Die Tiere erfreuen Besucher und Wanderer, sie gehören in den Wald. Nur brauchen sie auch Nahrung. Wildschweine suchen sich ihr Fressen gern auf Maisfeldern. Die Ernteausfälle erstatten die Jäger den Bauern. Rehe, Hirsche und Damwild hingegen knuspern gern kleine Bäumchen. Anders als Verwüstungen auf Äckern gilt das nicht als Wildschaden. Und so ist zu hören, die Jagdpächter schössen Wildschweine, um die Wildschäden gering zu halten – und ließen den Bestand an Schalenwild anwachsen, um Tiere mit schönen Trophäen – Hirschgeweihen, Rehgehörnen – erbeuten zu können.

51 Prozent verbissen

taz am wochenende

Dieser Text stammt aus der taz am wochenende. Immer ab Samstag am Kiosk, im eKiosk oder gleich im Wochenendabo. Und bei Facebook und Twitter.

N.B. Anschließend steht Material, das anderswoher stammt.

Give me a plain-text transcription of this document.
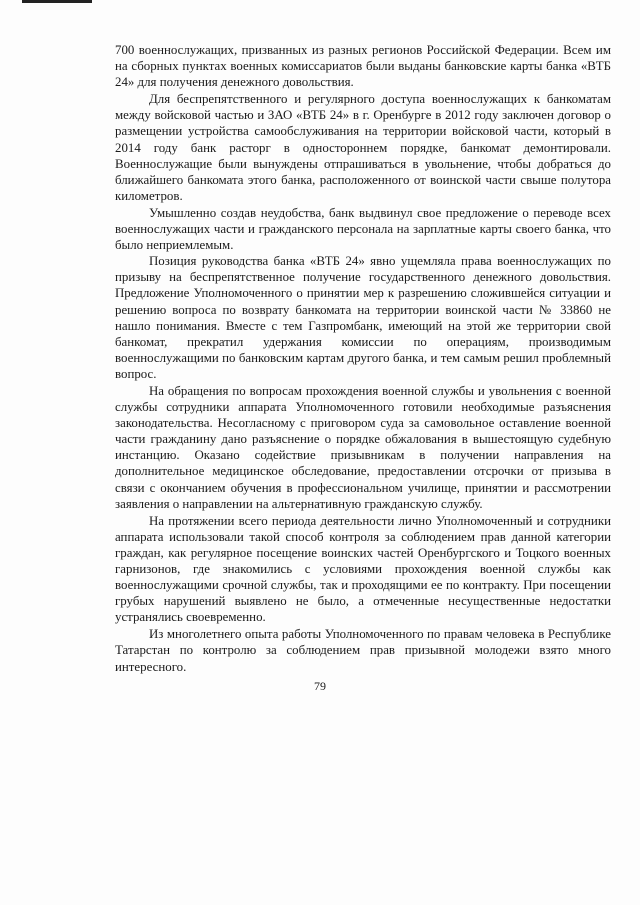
700 военнослужащих, призванных из разных регионов Российской Федерации. Всем им на сборных пунктах военных комиссариатов были выданы банковские карты банка «ВТБ 24» для получения денежного довольствия.

Для беспрепятственного и регулярного доступа военнослужащих к банкоматам между войсковой частью и ЗАО «ВТБ 24» в г. Оренбурге в 2012 году заключен договор о размещении устройства самообслуживания на территории войсковой части, который в 2014 году банк расторг в одностороннем порядке, банкомат демонтировали. Военнослужащие были вынуждены отпрашиваться в увольнение, чтобы добраться до ближайшего банкомата этого банка, расположенного от воинской части свыше полутора километров.

Умышленно создав неудобства, банк выдвинул свое предложение о переводе всех военнослужащих части и гражданского персонала на зарплатные карты своего банка, что было неприемлемым.

Позиция руководства банка «ВТБ 24» явно ущемляла права военнослужащих по призыву на беспрепятственное получение государственного денежного довольствия. Предложение Уполномоченного о принятии мер к разрешению сложившейся ситуации и решению вопроса по возврату банкомата на территории воинской части № 33860 не нашло понимания. Вместе с тем Газпромбанк, имеющий на этой же территории свой банкомат, прекратил удержания комиссии по операциям, производимым военнослужащими по банковским картам другого банка, и тем самым решил проблемный вопрос.

На обращения по вопросам прохождения военной службы и увольнения с военной службы сотрудники аппарата Уполномоченного готовили необходимые разъяснения законодательства. Несогласному с приговором суда за самовольное оставление военной части гражданину дано разъяснение о порядке обжалования в вышестоящую судебную инстанцию. Оказано содействие призывникам в получении направления на дополнительное медицинское обследование, предоставлении отсрочки от призыва в связи с окончанием обучения в профессиональном училище, принятии и рассмотрении заявления о направлении на альтернативную гражданскую службу.

На протяжении всего периода деятельности лично Уполномоченный и сотрудники аппарата использовали такой способ контроля за соблюдением прав данной категории граждан, как регулярное посещение воинских частей Оренбургского и Тоцкого военных гарнизонов, где знакомились с условиями прохождения военной службы как военнослужащими срочной службы, так и проходящими ее по контракту. При посещении грубых нарушений выявлено не было, а отмеченные несущественные недостатки устранялись своевременно.

Из многолетнего опыта работы Уполномоченного по правам человека в Республике Татарстан по контролю за соблюдением прав призывной молодежи взято много интересного.

79
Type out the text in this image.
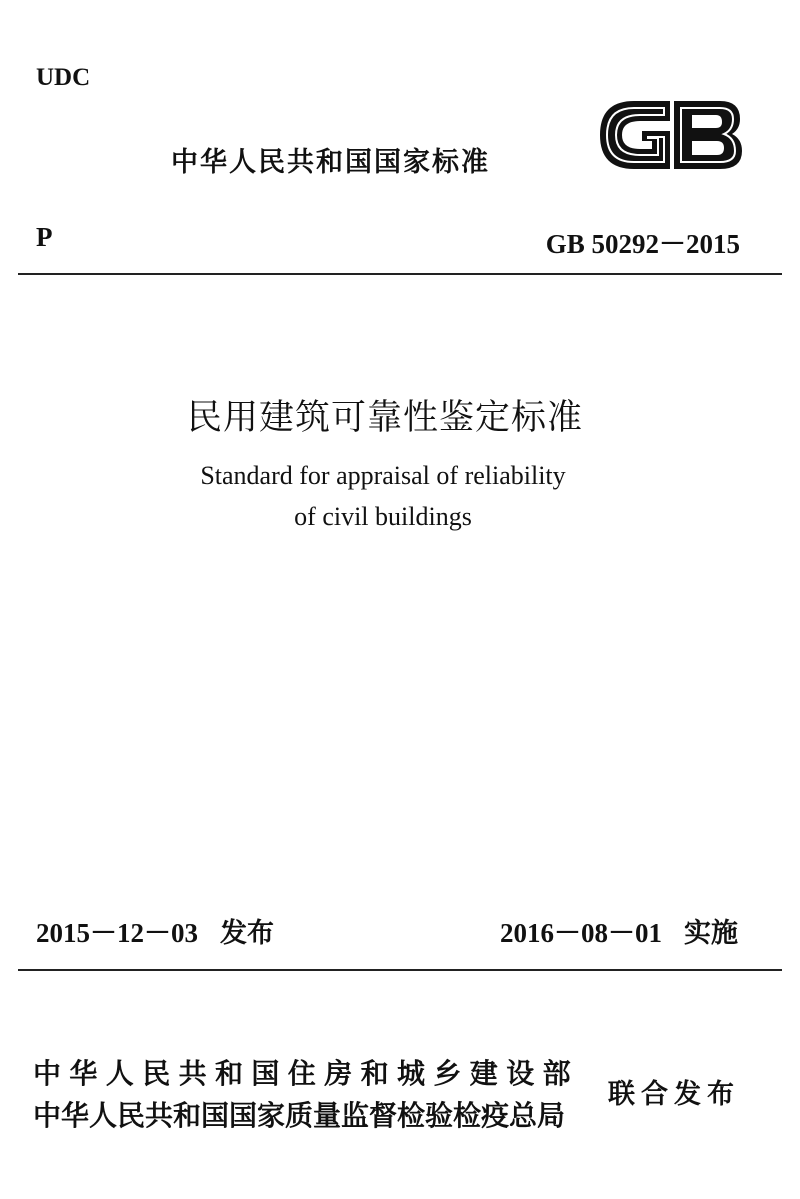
UDC
中华人民共和国国家标准
P	GB 50292－2015
民用建筑可靠性鉴定标准
Standard for appraisal of reliability
of civil buildings
2015－12－03 发布	2016－08－01 实施
中华人民共和国住房和城乡建设部
中华人民共和国国家质量监督检验检疫总局
联合发布
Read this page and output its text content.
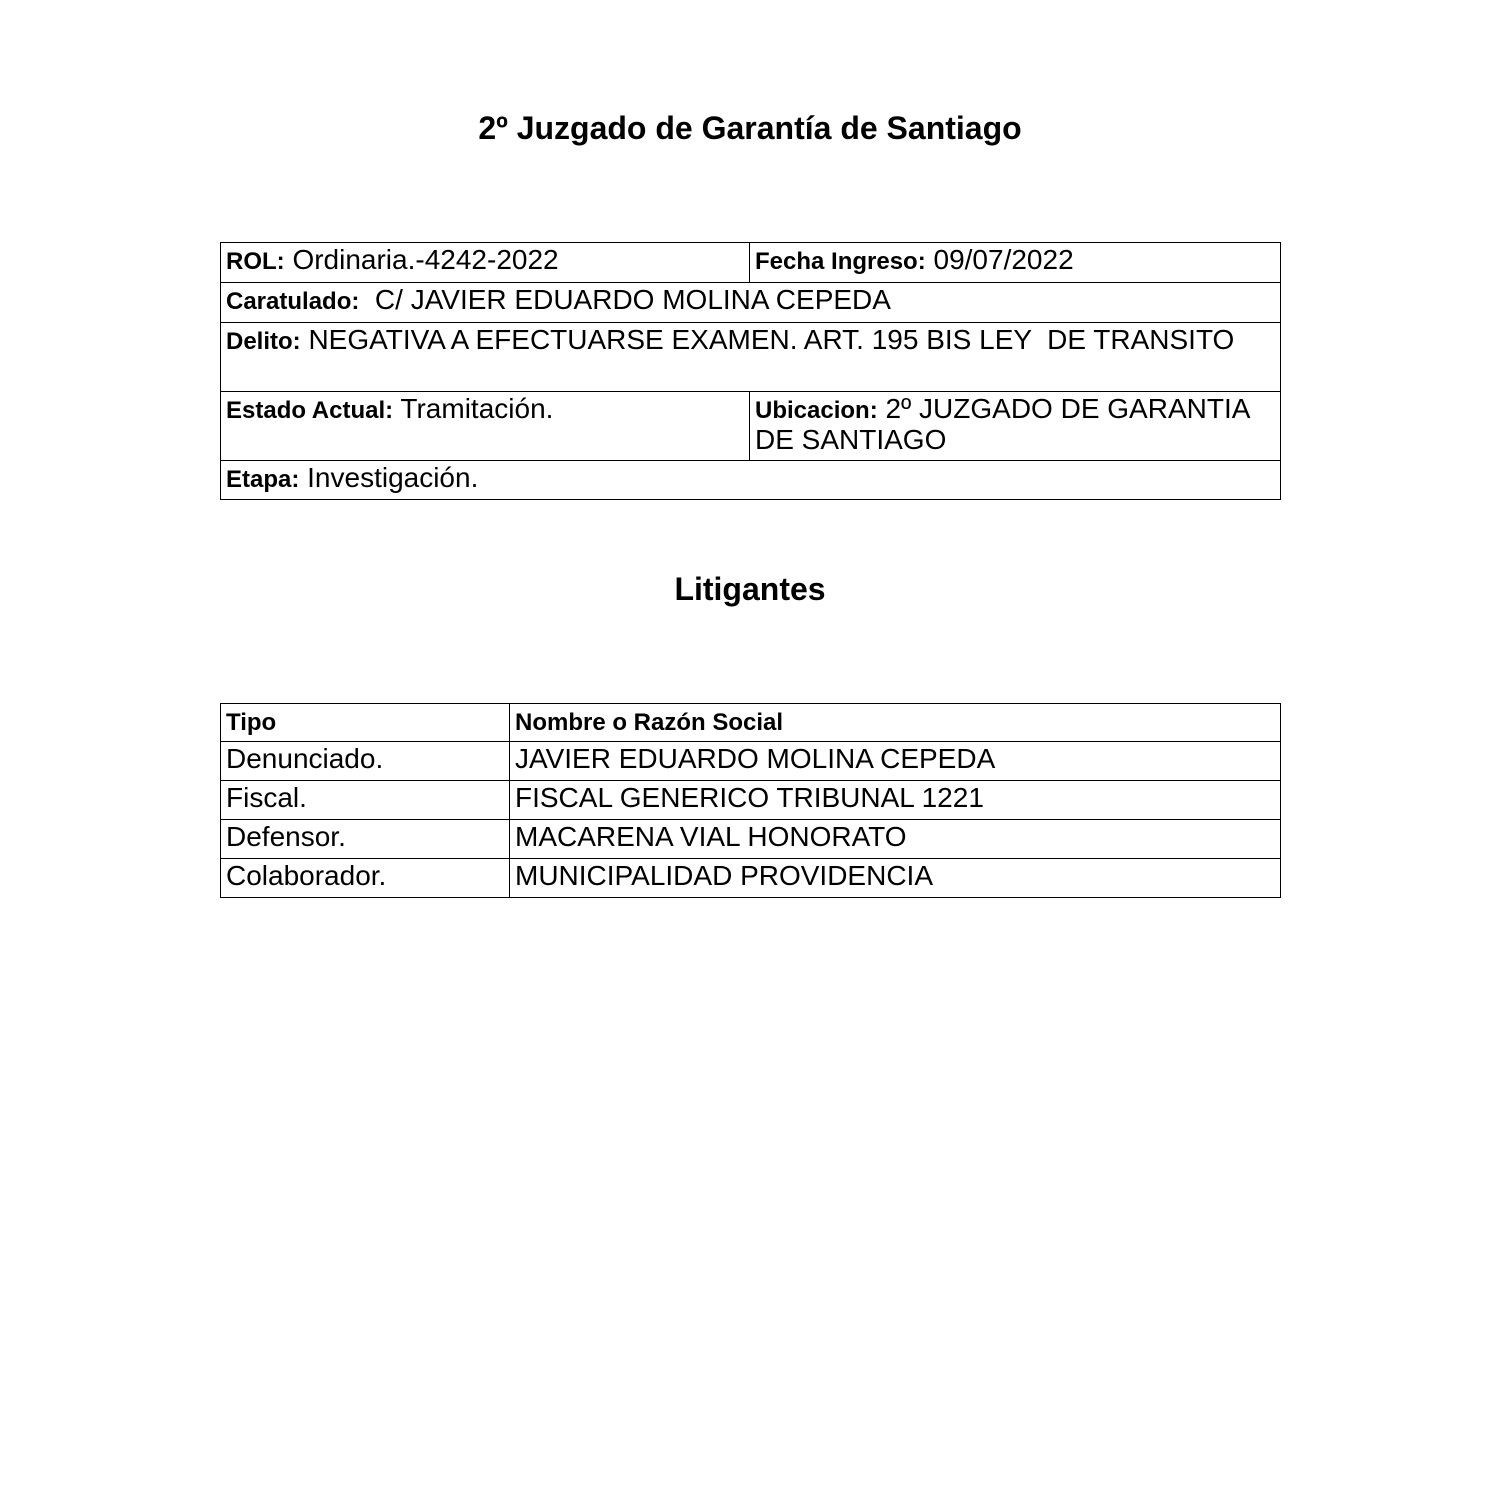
2º Juzgado de Garantía de Santiago
ROL: Ordinaria.-4242-2022	Fecha Ingreso: 09/07/2022
Caratulado: C/ JAVIER EDUARDO MOLINA CEPEDA	
Delito: NEGATIVA A EFECTUARSE EXAMEN. ART. 195 BIS LEY  DE TRANSITO	
Estado Actual: Tramitación.	Ubicacion: 2º JUZGADO DE GARANTIA DE SANTIAGO
Etapa: Investigación.	
Litigantes
Tipo	Nombre o Razón Social
Denunciado.	JAVIER EDUARDO MOLINA CEPEDA
Fiscal.	FISCAL GENERICO TRIBUNAL 1221
Defensor.	MACARENA VIAL HONORATO
Colaborador.	MUNICIPALIDAD PROVIDENCIA
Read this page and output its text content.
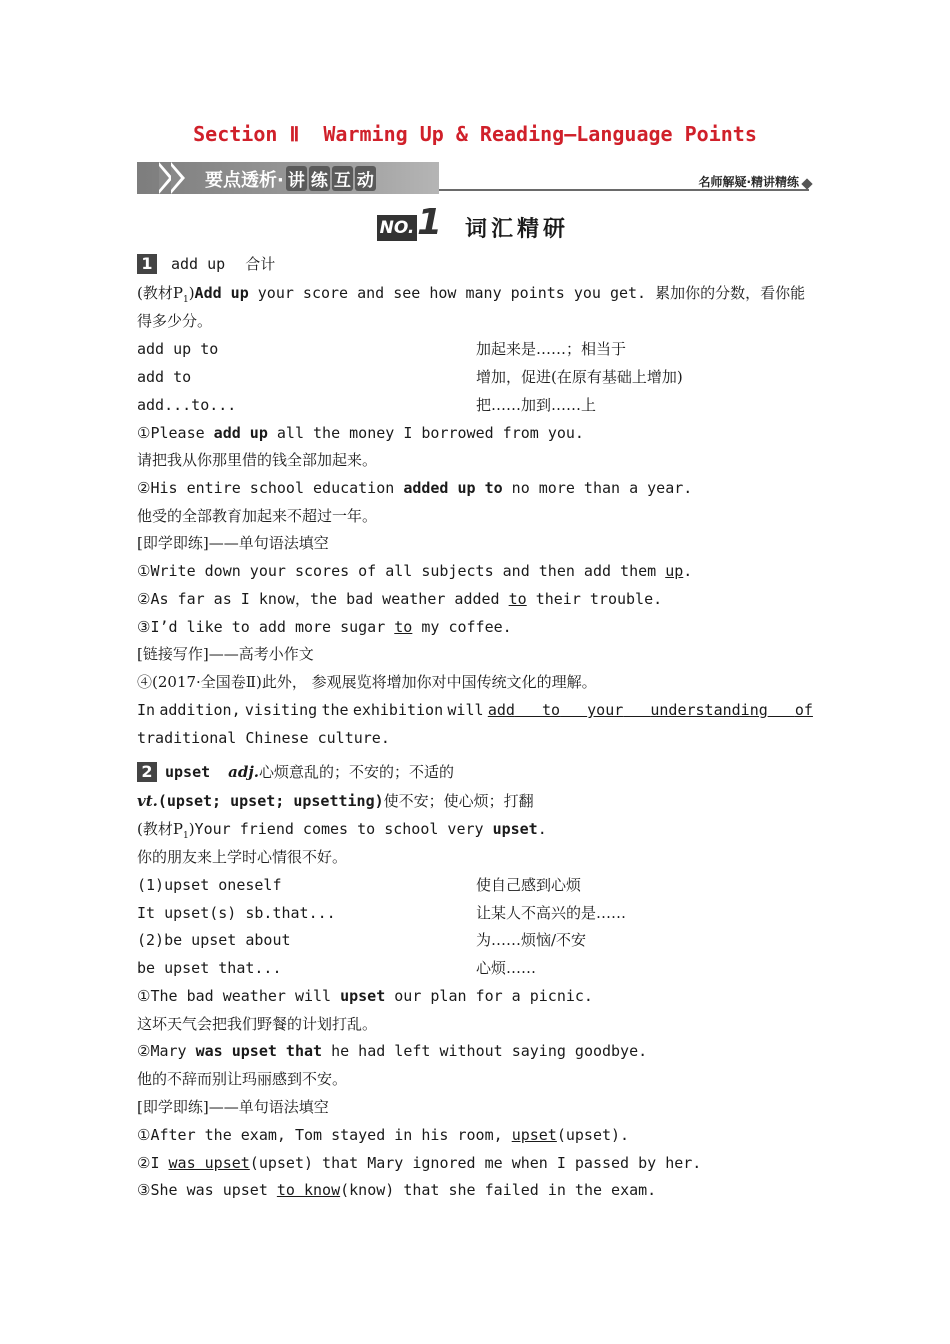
Section Ⅱ  Warming Up & Reading—Language Points
要点透析· 讲 练 互 动	名师解疑·精讲精练
NO. 1 词汇精研
1 add up 合计
(教材$P_1)Add$ up your score and see how many points you get. 累加你的分数，看你能
得多少分。
add up to	加起来是……；相当于
add to	增加，促进(在原有基础上增加)
add...to...	把……加到……上
①Please add up all the money I borrowed from you.
请把我从你那里借的钱全部加起来。
②His entire school education added up to no more than a year.
他受的全部教育加起来不超过一年。
[即学即练]——单句语法填空
①Write down your scores of all subjects and then add them up.
②As far as I know，the bad weather added to their trouble.
③I’d like to add more sugar to my coffee.
[链接写作]——高考小作文
④(2017·全国卷Ⅱ)此外， 参观展览将增加你对中国传统文化的理解。
In addition, visiting the exhibition will add to your understanding of
traditional Chinese culture.
2 upset adj.心烦意乱的；不安的；不适的
vt.(upset; upset; upsetting)使不安；使心烦；打翻
(教材$P_1)Your$ friend comes to school very upset.
你的朋友来上学时心情很不好。
(1)upset oneself	使自己感到心烦
It upset(s) sb.that...	让某人不高兴的是……
(2)be upset about	为……烦恼/不安
be upset that...	心烦……
①The bad weather will upset our plan for a picnic.
这坏天气会把我们野餐的计划打乱。
②Mary was upset that he had left without saying goodbye.
他的不辞而别让玛丽感到不安。
[即学即练]——单句语法填空
①After the exam, Tom stayed in his room, upset(upset).
②I was upset(upset) that Mary ignored me when I passed by her.
③She was upset to know(know) that she failed in the exam.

Nicht nur Enno Rosenthal bei Neuruppin ist wütend über abgefressene Eichen und Eber­eschen. Wer in Deutschland mit Förstern in den Wald geht, bekommt ganz sicher den beeindruckenden Unterschied vorgeführt: eine mit einem Wildzaun umzäunte Fläche, mit dichtem Unterwuchs unterschiedlichster Laubbäume verschiedener Altersklassen. Und außerhalb des Zauns: mit rostbraunen Blättern bedeckter Waldboden. Laut der letzten Bundeswaldinventur waren 51 Prozent der jungen Pflanzen im Brandenburger Wald verbissen. Hingegen fand das Landeskompetenzzentrum Forst Eberswalde heraus, dass in umzäunten Gebieten der Wald kaum verbissen wird.

Allerdings: 1 Hektar Wald zu umzäunen, kostet rund 4.000 Euro. Bei etwa 500.000 Hektar Wald, die in Brandenburg dringend zu klimaangepassten Mischwäldern umgebaut werden müssten, sei das weder finanzierbar noch wünschenswert, heißt es aus dem Potsdamer Umweltministerium: Zäune verringerten den Lebensraum des Wilds und verschärften die Situation außerhalb.

Die Lösung: weniger Wild im Wald. Dafür will das Brandenburgische Umweltministerium die Jagd neu organisieren und den Waldbesitzern mehr Einfluss geben. Den haben sie bislang nicht. In Brandenburg sind sie in sogenannten Jagdgenossenschaften organisiert, die ihre Flächen gemeinsam an Jäger verpachten. Die Mindestgröße eines Reviers beträgt dabei in der Regel 500 Hektar. Wie darin gejagt wird, bestimmt der Pächter. Er muss zwar behördliche Abschusspläne erfüllen, doch die bestünden nur auf dem Papier, sagt Peter Schendel, Waldbesitzer, Jäger und Naturschützer in der Grünen Liga Brandenburg.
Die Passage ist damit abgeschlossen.